Anna D. 2026 | BASIS Independent Silicon Valley
- Project Title: Mechanistic Remedies to LLM Hallucination
- BASIS Independent Advisor: Movshovitz
- Internship Location: Algoverse
- Onsite Mentor: Kevin Zhu, Director, Algoverse
While large language models are being increasingly relied on by billions of users, they are prone to hallucination, sounding confident while fabricating "facts." Because AI models are trained and rewarded to always deliver an answer, they are naturally pressured to create a believable response even when they truly do not know the correct answer. However, to build trust between users and generative AI models, this issue must be addressed.
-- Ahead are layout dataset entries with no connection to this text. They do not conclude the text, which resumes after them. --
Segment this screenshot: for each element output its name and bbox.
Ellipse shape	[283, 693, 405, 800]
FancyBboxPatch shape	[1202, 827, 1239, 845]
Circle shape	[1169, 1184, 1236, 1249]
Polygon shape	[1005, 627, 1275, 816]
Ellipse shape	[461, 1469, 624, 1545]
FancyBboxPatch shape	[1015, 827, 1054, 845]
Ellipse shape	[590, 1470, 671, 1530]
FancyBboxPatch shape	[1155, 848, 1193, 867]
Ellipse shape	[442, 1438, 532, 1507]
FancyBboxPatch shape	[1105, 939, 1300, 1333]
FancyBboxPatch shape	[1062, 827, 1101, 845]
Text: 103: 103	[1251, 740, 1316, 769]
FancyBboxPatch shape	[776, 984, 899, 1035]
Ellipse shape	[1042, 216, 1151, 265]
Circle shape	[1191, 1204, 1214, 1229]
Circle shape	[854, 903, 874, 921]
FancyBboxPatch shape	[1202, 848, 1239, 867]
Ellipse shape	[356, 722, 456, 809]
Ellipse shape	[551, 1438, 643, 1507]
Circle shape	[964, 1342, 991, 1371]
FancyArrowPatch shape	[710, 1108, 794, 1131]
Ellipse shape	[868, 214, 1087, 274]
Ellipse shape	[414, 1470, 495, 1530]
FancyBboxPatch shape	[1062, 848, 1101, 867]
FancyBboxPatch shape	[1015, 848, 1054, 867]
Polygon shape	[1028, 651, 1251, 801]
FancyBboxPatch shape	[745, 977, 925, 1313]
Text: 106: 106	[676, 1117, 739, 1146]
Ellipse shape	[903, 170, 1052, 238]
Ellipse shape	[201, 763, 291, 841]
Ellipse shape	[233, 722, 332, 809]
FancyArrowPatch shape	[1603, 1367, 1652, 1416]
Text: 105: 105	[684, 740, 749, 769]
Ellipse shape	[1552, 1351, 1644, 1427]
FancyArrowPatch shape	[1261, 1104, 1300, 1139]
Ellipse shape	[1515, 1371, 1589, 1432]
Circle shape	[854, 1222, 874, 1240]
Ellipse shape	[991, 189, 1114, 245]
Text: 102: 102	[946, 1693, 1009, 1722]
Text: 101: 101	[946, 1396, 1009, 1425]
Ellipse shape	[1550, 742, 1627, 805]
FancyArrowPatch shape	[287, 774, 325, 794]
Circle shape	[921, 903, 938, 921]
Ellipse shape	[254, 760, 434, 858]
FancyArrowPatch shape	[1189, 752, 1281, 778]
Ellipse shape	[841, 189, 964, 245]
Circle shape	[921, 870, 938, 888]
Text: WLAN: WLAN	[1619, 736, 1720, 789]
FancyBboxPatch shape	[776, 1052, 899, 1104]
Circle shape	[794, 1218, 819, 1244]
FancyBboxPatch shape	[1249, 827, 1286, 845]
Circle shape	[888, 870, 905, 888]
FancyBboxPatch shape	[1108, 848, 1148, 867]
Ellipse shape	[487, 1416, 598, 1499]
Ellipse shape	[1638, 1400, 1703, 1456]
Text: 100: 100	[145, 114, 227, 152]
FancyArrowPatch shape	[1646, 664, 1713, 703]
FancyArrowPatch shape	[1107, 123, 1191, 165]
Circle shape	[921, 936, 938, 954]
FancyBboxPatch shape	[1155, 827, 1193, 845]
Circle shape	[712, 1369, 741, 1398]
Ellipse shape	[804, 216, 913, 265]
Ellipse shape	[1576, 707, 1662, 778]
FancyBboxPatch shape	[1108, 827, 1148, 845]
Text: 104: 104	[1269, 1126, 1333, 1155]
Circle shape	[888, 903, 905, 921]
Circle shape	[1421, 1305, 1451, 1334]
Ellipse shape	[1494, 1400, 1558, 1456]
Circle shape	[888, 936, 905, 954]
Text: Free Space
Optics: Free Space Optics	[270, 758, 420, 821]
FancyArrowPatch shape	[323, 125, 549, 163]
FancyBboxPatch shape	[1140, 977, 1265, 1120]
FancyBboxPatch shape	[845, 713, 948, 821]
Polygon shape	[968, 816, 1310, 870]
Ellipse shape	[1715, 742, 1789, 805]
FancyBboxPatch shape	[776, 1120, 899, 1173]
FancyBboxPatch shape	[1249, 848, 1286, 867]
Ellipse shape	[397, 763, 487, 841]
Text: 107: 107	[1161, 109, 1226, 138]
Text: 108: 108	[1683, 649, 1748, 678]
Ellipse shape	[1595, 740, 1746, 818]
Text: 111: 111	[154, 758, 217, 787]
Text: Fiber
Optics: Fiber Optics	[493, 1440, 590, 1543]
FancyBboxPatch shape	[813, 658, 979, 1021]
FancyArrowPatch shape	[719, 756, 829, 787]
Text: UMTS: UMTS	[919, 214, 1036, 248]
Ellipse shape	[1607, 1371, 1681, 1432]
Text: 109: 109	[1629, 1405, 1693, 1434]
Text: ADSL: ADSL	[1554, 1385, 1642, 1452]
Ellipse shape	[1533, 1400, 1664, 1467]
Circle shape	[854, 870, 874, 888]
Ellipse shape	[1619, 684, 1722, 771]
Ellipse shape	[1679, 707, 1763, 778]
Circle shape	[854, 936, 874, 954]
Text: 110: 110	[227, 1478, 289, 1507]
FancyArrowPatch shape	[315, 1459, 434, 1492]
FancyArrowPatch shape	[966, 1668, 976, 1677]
While current research mainly focuses on either reducing hallucination probability or accurately detecting it, my project aims to create a mechanistic pipeline that simultaneously do both limiting hallucinations and informing the user. Many studies have shown that the internal representations of an LLM encode much information about an LLM's generations, including how and when it hallucinates. Mechanistically interpreting and manipulating these representation layers can help control the phenomenon of hallucination. Through combining mitigation and detection strategies including steering, prompting, and activation probing, I hope to develop a more robust system to combat hallucinations in open source LLMs. I aim to simultaneously achieve a higher rate of hallucination detection and lower rate of hallucination itself and analyze the combination of methods that achieves this.